Australia's parched farm sector welcomed the forecast, although weather officials warned that La Nina also brought the risk of more floods and cyclones.
"There's a higher-than-normal chance of that happening when you're in a La Nina," Brad Murphy, senior climatologist at the National Climate Centre, told Reuters.
"That's always a risk. You never get just the right amount of rainfall everywhere.
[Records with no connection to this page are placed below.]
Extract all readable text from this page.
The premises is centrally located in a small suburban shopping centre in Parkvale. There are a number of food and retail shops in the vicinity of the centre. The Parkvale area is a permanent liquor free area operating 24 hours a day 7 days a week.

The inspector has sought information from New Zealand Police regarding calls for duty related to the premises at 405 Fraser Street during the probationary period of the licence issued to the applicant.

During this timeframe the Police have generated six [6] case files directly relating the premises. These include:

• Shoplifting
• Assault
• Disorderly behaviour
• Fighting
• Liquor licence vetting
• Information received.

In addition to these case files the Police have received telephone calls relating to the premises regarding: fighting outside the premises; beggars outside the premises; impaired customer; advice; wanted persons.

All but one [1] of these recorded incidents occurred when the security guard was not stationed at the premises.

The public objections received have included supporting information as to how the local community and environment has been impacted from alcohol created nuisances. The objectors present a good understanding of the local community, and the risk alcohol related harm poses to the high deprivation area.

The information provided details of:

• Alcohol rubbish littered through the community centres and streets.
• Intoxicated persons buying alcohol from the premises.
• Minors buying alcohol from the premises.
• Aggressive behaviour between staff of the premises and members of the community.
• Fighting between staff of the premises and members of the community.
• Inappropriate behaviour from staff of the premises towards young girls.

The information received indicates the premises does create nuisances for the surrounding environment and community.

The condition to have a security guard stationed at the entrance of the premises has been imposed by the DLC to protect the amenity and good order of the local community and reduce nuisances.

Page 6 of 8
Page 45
You either get too much or not enough."
Weather officials have already warned that La Nina, which results from warmer-than-normal sea surface temperatures around Australia's northeast, could make 2008 a 30-year peak cyclone season.
Australia's northeastern coast has already been battered by cyclonic winds and flooding in December and January, creating havoc for holidaymakers and country towns.
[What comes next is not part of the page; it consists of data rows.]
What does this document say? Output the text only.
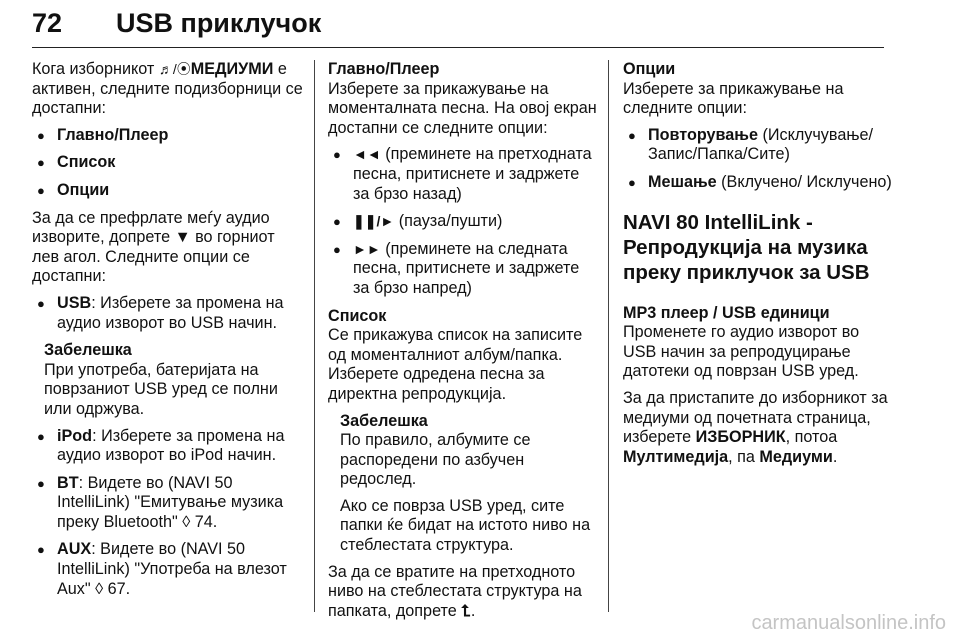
72 USB приклучок

Кога изборникот ♬/⦿МЕДИУМИ е активен, следните подизборници се достапни:

● Главно/Плеер
● Список
● Опции

За да се префрлате меѓу аудио изворите, допрете ▼ во горниот лев агол. Следните опции се достапни:

● USB: Изберете за промена на аудио изворот во USB начин.

Забелешка

При употреба, батеријата на поврзаниот USB уред се полни или одржува.

● iPod: Изберете за промена на аудио изворот во iPod начин.
● BT: Видете во (NAVI 50 IntelliLink) "Емитување музика преку Bluetooth" ◊ 74.
● AUX: Видете во (NAVI 50 IntelliLink) "Употреба на влезот Aux" ◊ 67.

Главно/Плеер

Изберете за прикажување на моменталната песна. На овој екран достапни се следните опции:

● ◄◄ (преминете на претходната песна, притиснете и задржете за брзо назад)
● ❚❚/► (пауза/пушти)
● ►► (преминете на следната песна, притиснете и задржете за брзо напред)

Список

Се прикажува список на записите од моменталниот албум/папка. Изберете одредена песна за директна репродукција.

Забелешка

По правило, албумите се распоредени по азбучен редослед.

Ако се поврза USB уред, сите папки ќе бидат на истото ниво на стеблестата структура.

За да се вратите на претходното ниво на стеблестата структура на папката, допрете ⮤.

Опции

Изберете за прикажување на следните опции:

● Повторување (Исклучување/ Запис/Папка/Сите)
● Мешање (Вклучено/ Исклучено)

NAVI 80 IntelliLink - Репродукција на музика преку приклучок за USB

MP3 плеер / USB единици

Променете го аудио изворот во USB начин за репродуцирање датотеки од поврзан USB уред.

За да пристапите до изборникот за медиуми од почетната страница, изберете ИЗБОРНИК, потоа Мултимедија, па Медиуми.

carmanualsonline.info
This week Cyclone Gene hit Fiji's main island of Viti Levu, 3,500 km (2,200 miles) east of Australia, causing flooding, killing at least six people and shutting down business.
On Thursday, the storm was heading toward Vanuatu and New Caledonia, between Fiji and the Australian coast. Both island nations were on official alert.
La Nina was likely to persist at least until late in the southern hemisphere autumn, the Australian Bureau of Meteorology said on Thursday.
"Climate models point to continued moderate La Nina conditions until the middle of 2008," it said.
Parts of eastern Australia have already been hit with severe flooding in December and January. The area is emerging from the worst drought in a century, devastating crops in three of the past six years.
But Australia's key winter grains crops will need rain in April, in the planting season, and in subsequent months, if the country is to produce bumper crops to compensate for losses in recent years.
La Nina weather conditions are the reverse of the El Nino weather pattern, which triggered severe drought across large areas of Australia. El Nino is a warming of ocean temperatures in the western Pacific off South America, triggering a global disruption of weather patterns.
It brings drought to Australia and parts of Southeast Asia and floods to parts of South and North America.
Remnants of the drought still persist, although hopes are high that the present La Nina will eventually bring an official declaration of an end of the drought.